For some of you, maybe as we wind down this year and this decade, it’s time to have a think about what you want the next 10 years to look like? Maybe it’s time to do something incredibly selfish and take some time out just to focus on you?

This may be the best time to think about your job, your craft, your skill, your mission- and ask yourself these 5 big questions:

#1. What needs does it fulfil, beyond just paying bills?

#2. When you stop to think about it, does the money you make/ the holidays you take feel more like a bonus on top of your job, or compensation for your job?

#3. If this was always your dream job growing up- why was that? When you work out the underlying reason (or reasons), are they still relevant now?

#4. If you’re not quite “there” yet, what defines “there”, and what are the real reasons you want to be “there”?

#5. Understanding that no matter what you do brings problems and frustrations, do you really get something valuable out of doing whatever it is you do? Again- are the perks of the job a bonus, or compensation?

Taking the time out to truthfully answer these questions might feel uncomfortable and even confronting, but it could just save your life- figuratively now, and literally further down the track.

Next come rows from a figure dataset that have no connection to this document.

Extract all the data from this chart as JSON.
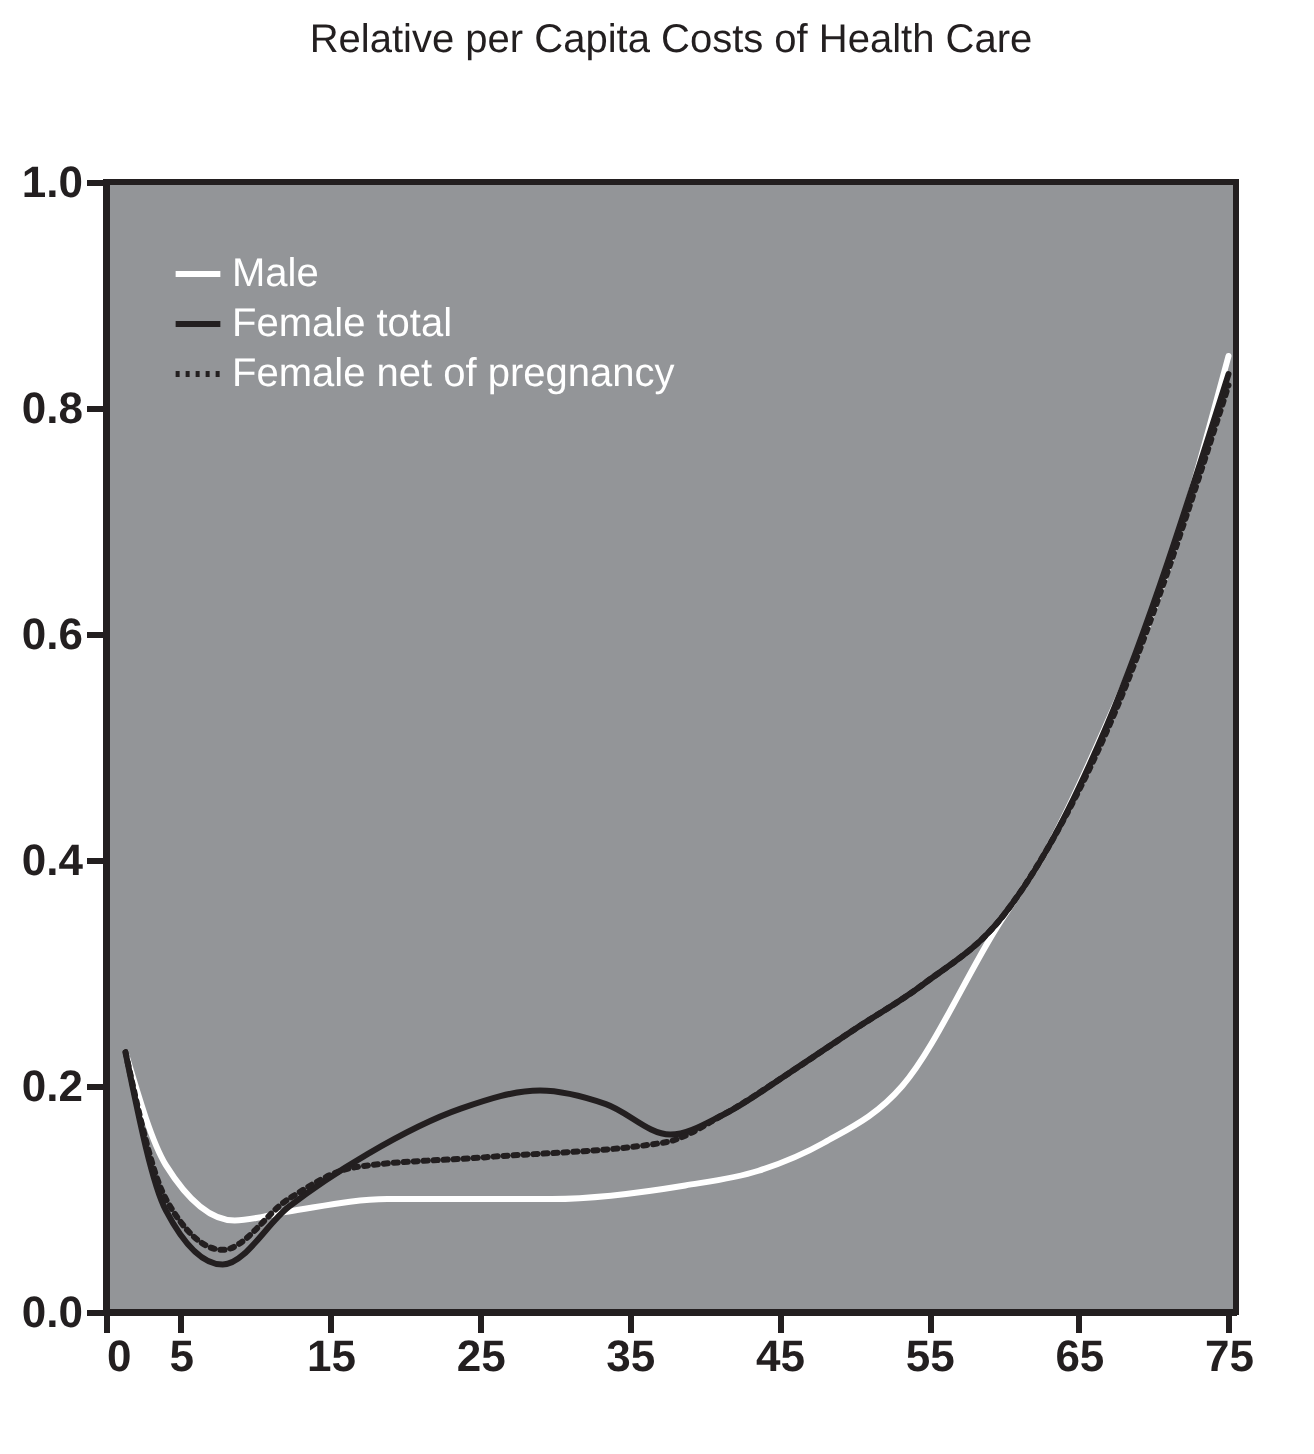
{
  "chart_data": {
    "type": "line",
    "title": "Relative per Capita Costs of Health Care",
    "xlim": [
      0,
      75.5
    ],
    "xticks": [
      0,
      5,
      15,
      25,
      35,
      45,
      55,
      65,
      75
    ],
    "ylim": [
      0,
      1
    ],
    "yticks": [
      {
        "value": 0,
        "label": "0.0"
      },
      0.2,
      0.4,
      0.6,
      0.8,
      {
        "value": 1,
        "label": "1.0"
      }
    ],
    "grid": false,
    "legend": "top left",
    "series": [
      {
        "name": "Male",
        "color": "#ffffff",
        "line_style": "solid",
        "x": [
          1.3,
          4,
          8.6,
          12.2,
          18.8,
          29.8,
          38.7,
          43.6,
          48,
          53.2,
          59.5,
          62.9,
          66.5,
          70.5,
          75
        ],
        "values": [
          0.23,
          0.13,
          0.081,
          0.089,
          0.1,
          0.1,
          0.112,
          0.125,
          0.15,
          0.2,
          0.34,
          0.41,
          0.51,
          0.64,
          0.846
        ]
      },
      {
        "name": "Female total",
        "color": "#231f20",
        "line_style": "solid",
        "x": [
          1.3,
          4,
          7.8,
          12.2,
          17.5,
          23.7,
          29,
          33.4,
          37.7,
          41.3,
          45.7,
          50,
          54.6,
          59.9,
          62.9,
          66.9,
          75
        ],
        "values": [
          0.23,
          0.09,
          0.042,
          0.093,
          0.14,
          0.18,
          0.196,
          0.184,
          0.157,
          0.175,
          0.212,
          0.25,
          0.29,
          0.35,
          0.41,
          0.52,
          0.83
        ]
      },
      {
        "name": "Female net of pregnancy",
        "color": "#231f20",
        "line_style": "dotted",
        "x": [
          1.3,
          4,
          7.8,
          12.2,
          16.6,
          25.4,
          37.3,
          41.3,
          45.7,
          50,
          54.6,
          59.9,
          62.9,
          66.9,
          75
        ],
        "values": [
          0.23,
          0.1,
          0.055,
          0.1,
          0.128,
          0.137,
          0.15,
          0.175,
          0.212,
          0.25,
          0.29,
          0.35,
          0.41,
          0.515,
          0.82
        ]
      }
    ]
  }
}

I can’t speak for Lewis, can’t give him the answer he maybe needs? Perhaps winning yet another World Championship has revealed to him that purpose he seeks? Or maybe he’s still searching for it?

I imagine if my dream had come true, and I was a top F1 driver. For all the perks of that- I’m not so sure I’d be truly content? It was my boyhood dream, but looking back now I can see the underlying reasons I wanted it, beyond simply enjoying that feeling of driving fast and racing against other people-

I wanted the recognition.

I wanted the respect.

I wanted to feel as if I’d done better than my peers.

I wanted to know that I hadn’t settled for mediocrity, surrendered to the comfort of working an “ordinary” job.

I wanted the prestige and the success to rid me of the insecurities I discovered when I was 12 or 13, and reassure me that I was a “somebody” who amounted to something worthwhile…


Maybe I could’ve been a multiple Formula 1 World Champion and a popular Australian sports identity, followed by millions around the world?

Yet it still couldn’t have given me what I was looking for. I could’ve spent years- decades- chasing that rainbow’s end- but never reaching it. Then realise I’d sacrificed so much time and effort in so many areas- only to discover the rainbows’ end was an illusion.

And for me, that would’ve been the second one of life’s two great tragedies.

Because to find all those things I was really searching for, I had to look within. Eventually, I found it…

So here I am now, sitting on my bed and it’s nearly 1am on Tuesday morning and I can’t drag myself away yet even though I want to sleep, because I just have to get this out and finish it.

But I’m perfectly content to do so. My purpose has (in many ways) been further realised by this entrepreneurial journey- yet I know there’s still more to be discovered on the road ahead…

So I’m going to keep pressing on. And whatever path you take- whether you reevaluate the one you’re on and recognise it’s where you want to be headed- or whether you have to back-track or abandon the mission, it doesn’t matter-

Just so long as you can recognise chasing a rainbows’ end vs. aiming for a solid, concrete purpose- and go headlong for the latter, regardless of what anybody thinks or what your younger self thought was your dream or what your parents expected you to do- instead recognising your purpose and setting off in pursuit of that-

Because that’s the greatest reward of all.